FIG. 2 is a schematic view showing a preferred embodiment of the suction member that holds in contact with the holding region specified in the present invention. All the FIGS. 2(A) to (E) are used when the back surface of the wafer 1 is sucked and held (chucking) with a suction portion 3a provided in a suction member 3 and the shapes are preferably a structure with which the wafer is supported or sucked in the direction of the periphery thereof, such as a ring (FIG. 2(A)), circle (FIGS. 2(B), (C)), and a point support (FIG. 2(D), (E)), while desired materials as the suction member and the support member include quartz, single crystal silicon, polycrystalline silicon, silicon carbide, silicon impregnating silicon carbide, or the like. Which shape or which material is employed may be determined arbitrarily according to a thermal environment of a target process.


EXAMPLE

Examples according to the present invention will be described below. With respect to support member shapes shown in FIGS. 3(A) to (E), respectively, how much maximum amount of displacement in a wafer surface changes depending on a holding position in a silicon wafer of 450 millimeters in diameter and a thickness thereof was investigated using a finite element method. The result is shown in FIG. 4.



FIG. 3 (A) is a ring-shaped support member which supports a region of 0.65 r to 0.70 r of a wafer radius (r) as an example 1 according to the present invention, FIG. 3 (B) is a support member which supports three points in a region of 0.65 r of a wafer radius (r) as an example 2 according to the present invention, FIG. 3 (C) is a wafer transporting blade (supporting four points in the periphery) used within an epitaxial growth system as a comparative example 1, FIG. 3 (D) is a holder (supporting four points in the periphery) which standby holds a wafer in a load lock chamber of an epitaxial growth system as a comparative example 2, and FIG. 3 (E) is a vertical heat treatment boat (supporting four points in the periphery) as a comparative example 3.


As is apparent in FIG. 4, all the maximum amount of displacement according to the examples 1 and 2 wherein the wafer is held within the wafer back surface holding region specified by the present invention were 200 micrometers or less, in the case of three-point support or ring support, substantial reduction effect was confirmed.

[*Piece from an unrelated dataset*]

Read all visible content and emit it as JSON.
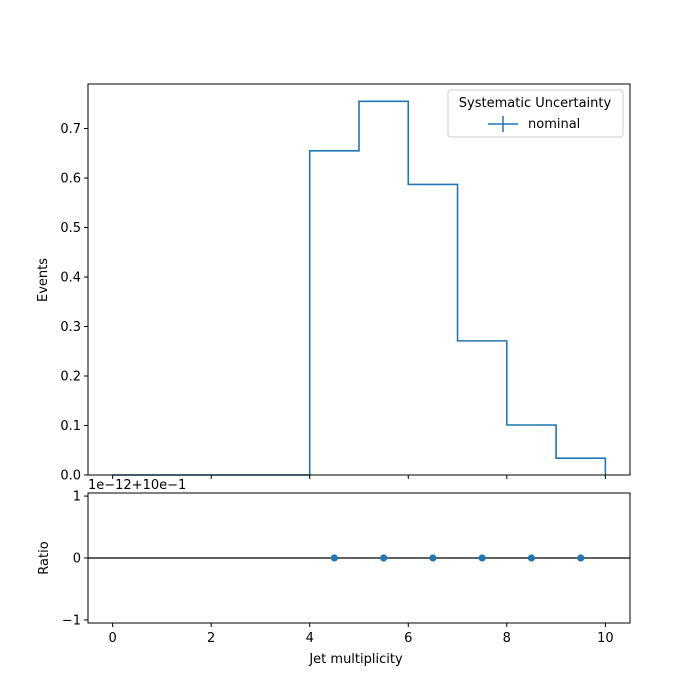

According to the method for holding a silicon wafer of the present invention, even if the back surface of the large wafer of 300 millimeters or more in diameter is held, since the maximum amount of displacement within the wafer plane is very small, the wafer does not bend, and therefore secondary adverse effects, such as metal contamination, scratches, and cracks caused by the bent wafer's contacting with components in an apparatus or the like, can be prevented. At the same time, the apparatus is not required to be larger size and transportation speed is also improved, thus allowing the wafers to be manufactured at low cost. For this reason, the silicon wafer held with the method according to the present invention is inexpensive and functions effectively as the wafer which does not cause device property deterioration.

Claims
  • 1. A method for holding a silicon wafer, wherein a back surface of a silicon wafer of 300 millimeters or more in diameter and 700 micrometers to 1000 micrometers in thickness is held in contact with a support member or a suction member, specifically held within a region where a radius of the silicon wafer×0.50 to 0.80 from the center thereof.
  • 2. The method for holding a silicon wafer according to claim 1, wherein the silicon wafer is held in a state where the maximum amount of displacement within a wafer plane is 300 micrometers or less.
  • 3. The method for holding a silicon wafer according to claim 1, wherein the silicon wafer back surface is held in contact within the holding region in all the processes of holding the back surface of the silicon wafer in contact with the support member or the suction member.
  • 4. The method for holding a silicon wafer according to claim 2, wherein the silicon wafer back surface is held in contact within the holding region in all the processes of holding the back surface of the silicon wafer in contact with the support member or the suction member.